Clima, tipos de solo, ecossistemas, diversidade de animais e vegetais e poder observar tudo isso lá de dentro da mata: o passeio das turmas de 3º ano do Ensino Fundamental 1 para a Floresta da Tijuca teve como objetivo principal colocar alunos e alunas em contato direto com os conteúdos e conceitos trabalhados em sala, já que o projeto de Ciências deste trimestre das duas turmas é, justamente, a Mata Atlântica. As professoras Daianne Xavier e Sylvia Faillace tiveram uma companhia muito especial: o professor Rodrigo Gonçalves, professor de Ciências das turmas de 6º e 7º anos.

– A observação da floresta in loco, o fato de estarem lá, depois de estudarem sobre o assunto, sempre os aproxima demais do tema. Gosto muito de ecologia e é um prazer poder acompanhar estes alunos. Já faço este passeio com as turmas de 3º ano há muito tempo e fico sempre muito feliz e empolgado. Primeiro conversamos sobre estar numa floresta, num ambiente natural, o que se deve fazer (observar os seres vivos e o ambiente, estar atento ao caminho e ao entorno…) e o que não se deve fazer (deixar lixo, retirar algo, barulho…), tudo sempre com discussões e explicações. Aí seguimos para a primeira parte da trilha. Vamos andando e parando à medida que a trilha se alarga, conversando sobre a importância de uma floresta, do ciclo da água, da vegetação, do solo, da decomposição, e de como esses fatores interagem uns com os outros. Vale ressaltar que no geral, as crianças têm muita noção e conhecimento sobre a história da Floresta da Tijuca, bem como das consequências da retirada da vegetação) – explica ele.

Para a professora Daianne, foi uma tarde riquíssima de trocas. A cada parada durante a caminhada, as alunas e os alunos faziam referência aos estudos de sala falando com leveza e propriedade sobre as aprendizagens.

– Estudamos, em sala, a história da floresta e a importância histórica na nossa cidade. Agora, no passeio, foi a hora de ouvir e sentir os sons da natureza, observar a vegetação e os animais em seu habitat, entender o quanto é importante preservar o meio ambiente, a erosão do solo, entre outros. Senti um orgulho imenso e uma felicidade muito grande ao ouvir os pequenos dizendo: “eu sei porque isso acontece, Rodrigo!” “Eu consigo explicar a importância dessas folhas secas para o solo!”. Eles davam explicações maravilhosas como  “A floresta é fechada e quando a chuva cai, bate mais forte na árvore mais alta e depois vai caindo mais devagar e não provoca tanta erosão do solo.” – comemora ela, que no dia do passeio com a sua turma viu uns 11 quatis – Segundo o Rodrigo fomos muito privilegiados, já que eles não costumam aparecer.

A turma da professora Sylvia também adorou o passeio e destaca a relação que a Floresta da Tijuca tem com as disciplinas de História e Geografia.

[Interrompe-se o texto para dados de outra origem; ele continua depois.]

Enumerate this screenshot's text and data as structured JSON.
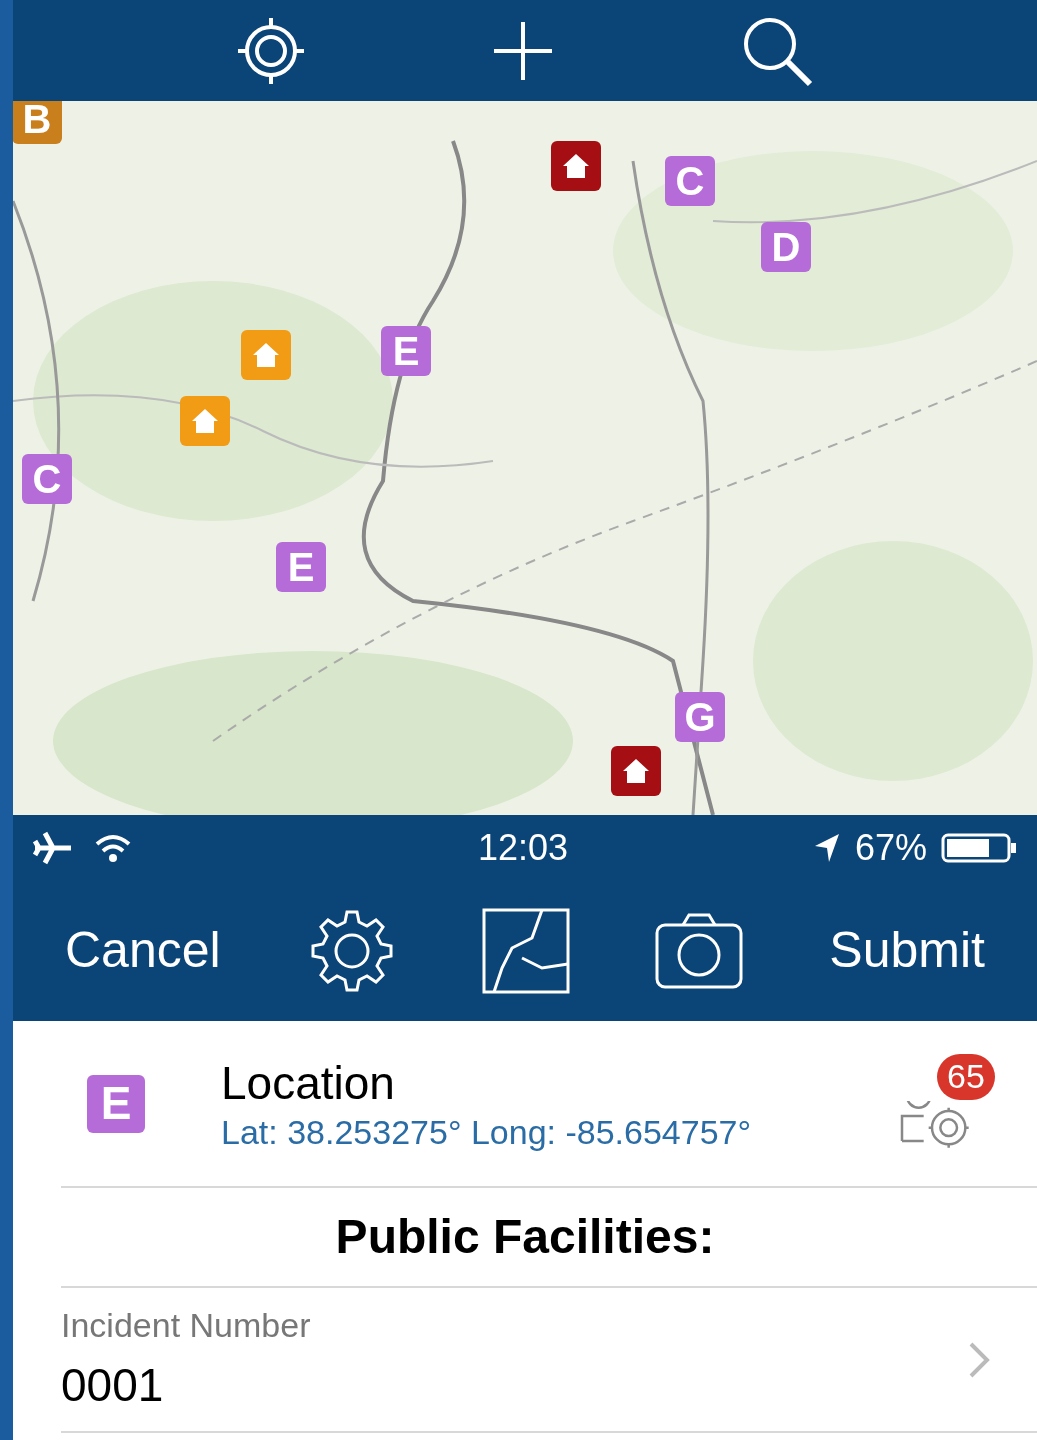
{
  "top_toolbar": {
    "buttons": [
      {
        "kind": "locate"
      },
      {
        "kind": "add"
      },
      {
        "kind": "search"
      }
    ]
  },
  "map": {
    "pins": [
      {
        "kind": "letter",
        "label": "B",
        "color": "#c9801c"
      },
      {
        "kind": "house",
        "color": "#a50f14"
      },
      {
        "kind": "letter",
        "label": "C",
        "color": "#b56bd8"
      },
      {
        "kind": "letter",
        "label": "D",
        "color": "#b56bd8"
      },
      {
        "kind": "house",
        "color": "#f29b14"
      },
      {
        "kind": "letter",
        "label": "E",
        "color": "#b56bd8"
      },
      {
        "kind": "house",
        "color": "#f29b14"
      },
      {
        "kind": "letter",
        "label": "C",
        "color": "#b56bd8"
      },
      {
        "kind": "letter",
        "label": "E",
        "color": "#b56bd8"
      },
      {
        "kind": "letter",
        "label": "G",
        "color": "#b56bd8"
      },
      {
        "kind": "house",
        "color": "#a50f14"
      }
    ]
  },
  "status_bar": {
    "time": "12:03",
    "battery_text": "67%"
  },
  "toolbar": {
    "cancel": "Cancel",
    "submit": "Submit"
  },
  "location": {
    "marker": "E",
    "color": "#b56bd8",
    "title": "Location",
    "coords": "Lat: 38.253275° Long: -85.654757°",
    "badge": "65"
  },
  "section_title": "Public Facilities:",
  "fields": [
    {
      "label": "Incident Number",
      "value": "0001"
    }
  ]
}
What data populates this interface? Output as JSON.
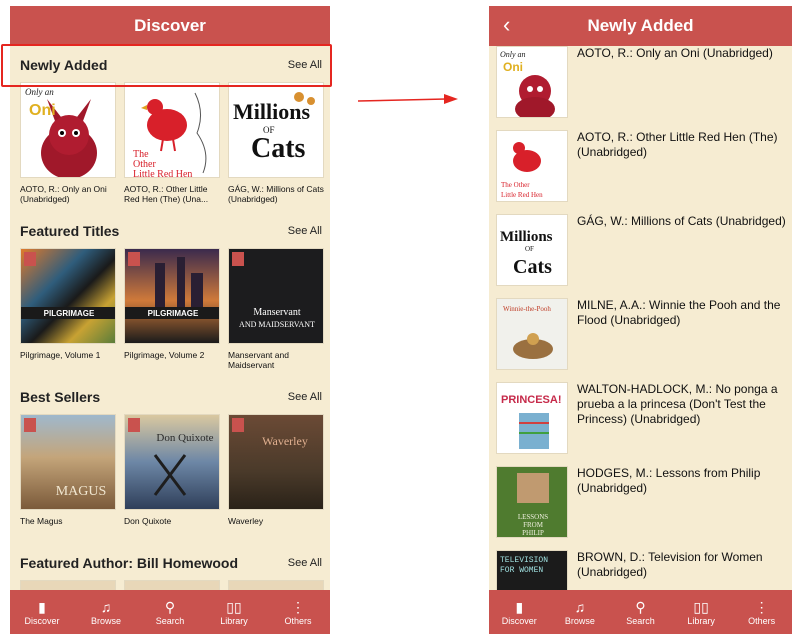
{
  "left": {
    "header_title": "Discover",
    "sections": [
      {
        "title": "Newly Added",
        "see_all": "See All",
        "books": [
          {
            "caption": "AOTO, R.: Only an Oni (Unabridged)",
            "cover_text": "Only an Oni"
          },
          {
            "caption": "AOTO, R.: Other Little Red Hen (The) (Una...",
            "cover_text": "The Other Little Red Hen"
          },
          {
            "caption": "GÁG, W.: Millions of Cats (Unabridged)",
            "cover_text": "Millions of Cats"
          }
        ]
      },
      {
        "title": "Featured Titles",
        "see_all": "See All",
        "books": [
          {
            "caption": "Pilgrimage, Volume 1",
            "cover_text": "PILGRIMAGE"
          },
          {
            "caption": "Pilgrimage, Volume 2",
            "cover_text": "PILGRIMAGE"
          },
          {
            "caption": "Manservant and Maidservant",
            "cover_text": "Manservant and Maidservant"
          }
        ]
      },
      {
        "title": "Best Sellers",
        "see_all": "See All",
        "books": [
          {
            "caption": "The Magus",
            "cover_text": "THE MAGUS"
          },
          {
            "caption": "Don Quixote",
            "cover_text": "Don Quixote"
          },
          {
            "caption": "Waverley",
            "cover_text": "Waverley"
          }
        ]
      },
      {
        "title": "Featured Author: Bill Homewood",
        "see_all": "See All",
        "books": []
      }
    ]
  },
  "right": {
    "header_title": "Newly Added",
    "back_icon": "‹",
    "items": [
      {
        "text": "AOTO, R.: Only an Oni (Unabridged)",
        "cover_text": "Only an Oni"
      },
      {
        "text": "AOTO, R.: Other Little Red Hen (The) (Unabridged)",
        "cover_text": "The Other Little Red Hen"
      },
      {
        "text": "GÁG, W.: Millions of Cats (Unabridged)",
        "cover_text": "Millions of Cats"
      },
      {
        "text": "MILNE, A.A.: Winnie the Pooh and the Flood (Unabridged)",
        "cover_text": "Winnie-the-Pooh"
      },
      {
        "text": "WALTON-HADLOCK, M.: No ponga a prueba a la princesa (Don't Test the Princess) (Unabridged)",
        "cover_text": "PRINCESA!"
      },
      {
        "text": "HODGES, M.: Lessons from Philip (Unabridged)",
        "cover_text": "LESSONS FROM PHILIP"
      },
      {
        "text": "BROWN, D.: Television for Women (Unabridged)",
        "cover_text": "TELEVISION FOR WOMEN"
      }
    ]
  },
  "tabs": [
    {
      "label": "Discover",
      "icon": "book-icon"
    },
    {
      "label": "Browse",
      "icon": "music-note-icon"
    },
    {
      "label": "Search",
      "icon": "search-icon"
    },
    {
      "label": "Library",
      "icon": "open-book-icon"
    },
    {
      "label": "Others",
      "icon": "more-vertical-icon"
    }
  ],
  "colors": {
    "header": "#c9524e",
    "background": "#f6ecd2",
    "highlight": "#e52620"
  }
}
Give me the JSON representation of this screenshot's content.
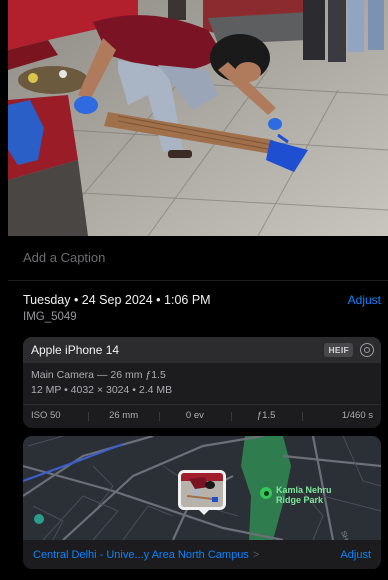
{
  "caption": {
    "placeholder": "Add a Caption"
  },
  "info": {
    "date": "Tuesday • 24 Sep 2024 • 1:06 PM",
    "adjust_label": "Adjust",
    "filename": "IMG_5049"
  },
  "camera": {
    "device": "Apple iPhone 14",
    "format_badge": "HEIF",
    "lens": "Main Camera — 26 mm ƒ1.5",
    "details": "12 MP • 4032 × 3024 • 2.4 MB",
    "specs": [
      "ISO 50",
      "26 mm",
      "0 ev",
      "ƒ1.5",
      "1/460 s"
    ]
  },
  "map": {
    "place_name": "Kamla Nehru Ridge Park",
    "place_line1": "Kamla Nehru",
    "place_line2": "Ridge Park",
    "road_label": "SHAM",
    "location": "Central Delhi - Unive...y Area North Campus",
    "chevron": ">",
    "adjust_label": "Adjust"
  },
  "colors": {
    "accent": "#0a84ff",
    "background": "#000000",
    "card": "#1c1c1e",
    "park": "#2f7d4f"
  },
  "icons": [
    "live-photo-icon",
    "park-pin-icon",
    "chevron-right-icon",
    "location-dot-icon"
  ]
}
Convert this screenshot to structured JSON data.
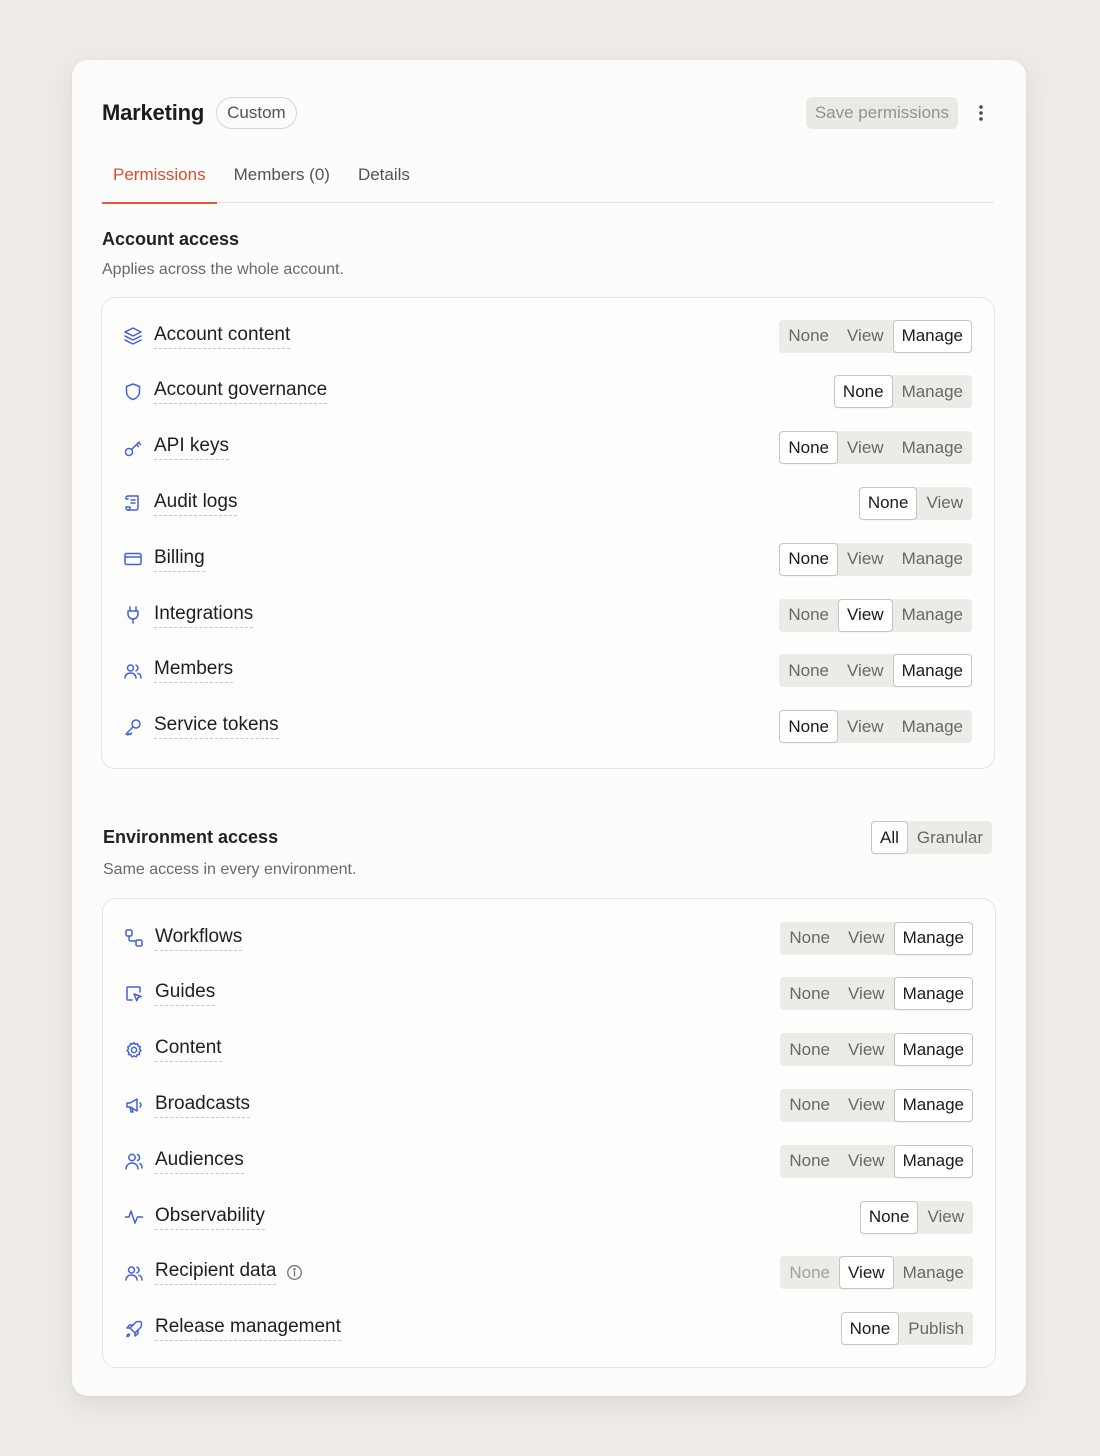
{
  "header": {
    "title": "Marketing",
    "badge": "Custom",
    "save_label": "Save permissions",
    "more_icon": "more-vertical-icon"
  },
  "tabs": [
    {
      "label": "Permissions",
      "active": true
    },
    {
      "label": "Members (0)",
      "active": false
    },
    {
      "label": "Details",
      "active": false
    }
  ],
  "account_access": {
    "title": "Account access",
    "subtitle": "Applies across the whole account.",
    "rows": [
      {
        "label": "Account content",
        "icon": "layers-icon",
        "options": [
          "None",
          "View",
          "Manage"
        ],
        "selected": "Manage"
      },
      {
        "label": "Account governance",
        "icon": "shield-icon",
        "options": [
          "None",
          "Manage"
        ],
        "selected": "None"
      },
      {
        "label": "API keys",
        "icon": "key-icon",
        "options": [
          "None",
          "View",
          "Manage"
        ],
        "selected": "None"
      },
      {
        "label": "Audit logs",
        "icon": "scroll-icon",
        "options": [
          "None",
          "View"
        ],
        "selected": "None"
      },
      {
        "label": "Billing",
        "icon": "credit-card-icon",
        "options": [
          "None",
          "View",
          "Manage"
        ],
        "selected": "None"
      },
      {
        "label": "Integrations",
        "icon": "plug-icon",
        "options": [
          "None",
          "View",
          "Manage"
        ],
        "selected": "View"
      },
      {
        "label": "Members",
        "icon": "users-icon",
        "options": [
          "None",
          "View",
          "Manage"
        ],
        "selected": "Manage"
      },
      {
        "label": "Service tokens",
        "icon": "wrench-key-icon",
        "options": [
          "None",
          "View",
          "Manage"
        ],
        "selected": "None"
      }
    ]
  },
  "environment_access": {
    "title": "Environment access",
    "subtitle": "Same access in every environment.",
    "mode_options": [
      "All",
      "Granular"
    ],
    "mode_selected": "All",
    "rows": [
      {
        "label": "Workflows",
        "icon": "workflow-icon",
        "options": [
          "None",
          "View",
          "Manage"
        ],
        "selected": "Manage"
      },
      {
        "label": "Guides",
        "icon": "cursor-frame-icon",
        "options": [
          "None",
          "View",
          "Manage"
        ],
        "selected": "Manage"
      },
      {
        "label": "Content",
        "icon": "settings-gear-icon",
        "options": [
          "None",
          "View",
          "Manage"
        ],
        "selected": "Manage"
      },
      {
        "label": "Broadcasts",
        "icon": "megaphone-icon",
        "options": [
          "None",
          "View",
          "Manage"
        ],
        "selected": "Manage"
      },
      {
        "label": "Audiences",
        "icon": "user-group-icon",
        "options": [
          "None",
          "View",
          "Manage"
        ],
        "selected": "Manage"
      },
      {
        "label": "Observability",
        "icon": "activity-icon",
        "options": [
          "None",
          "View"
        ],
        "selected": "None"
      },
      {
        "label": "Recipient data",
        "icon": "users-icon",
        "info": true,
        "options": [
          "None",
          "View",
          "Manage"
        ],
        "selected": "View",
        "disabled": [
          "None"
        ]
      },
      {
        "label": "Release management",
        "icon": "rocket-icon",
        "options": [
          "None",
          "Publish"
        ],
        "selected": "None"
      }
    ]
  },
  "colors": {
    "accent": "#e8573f",
    "icon": "#4361d8",
    "background": "#efece7",
    "card": "#fcfcfb"
  }
}
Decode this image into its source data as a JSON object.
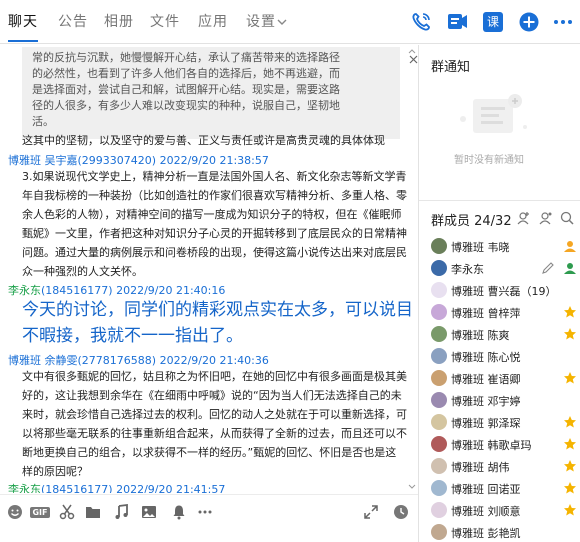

– Tudo isso tem proximidade com o fato histórico na época de Brasil-Colônia, do Império especialmente de D Pedro II. Os conceitos de ciências e os fatos históricos andaram de mãos dadas nos nossos estudos, levantando muitas curiosidades, indagações…transformando essas crianças em verdadeiros investigadores do conhecimento. Além de ser uma aula-passeio, a Floresta é também um lugar de sensações diversas: ar puro e barulhos da mata. No nosso dia, vimos um bando de macacos-pregos…essa sensação foi a melhor de todas…foi uma exibição fantástica!

Rodrigo destaca que o fato de as crianças estarem no ambiente natural é o melhor desta experiência:

– Vale mais que qualquer vídeo ou foto. Estar ali faz com que eles vejam tudo acontecendo e, dessa forma, entendem e valorizem mais um ecossistema que viram (pelo menos um pouquinho) pelo lado “de dentro”.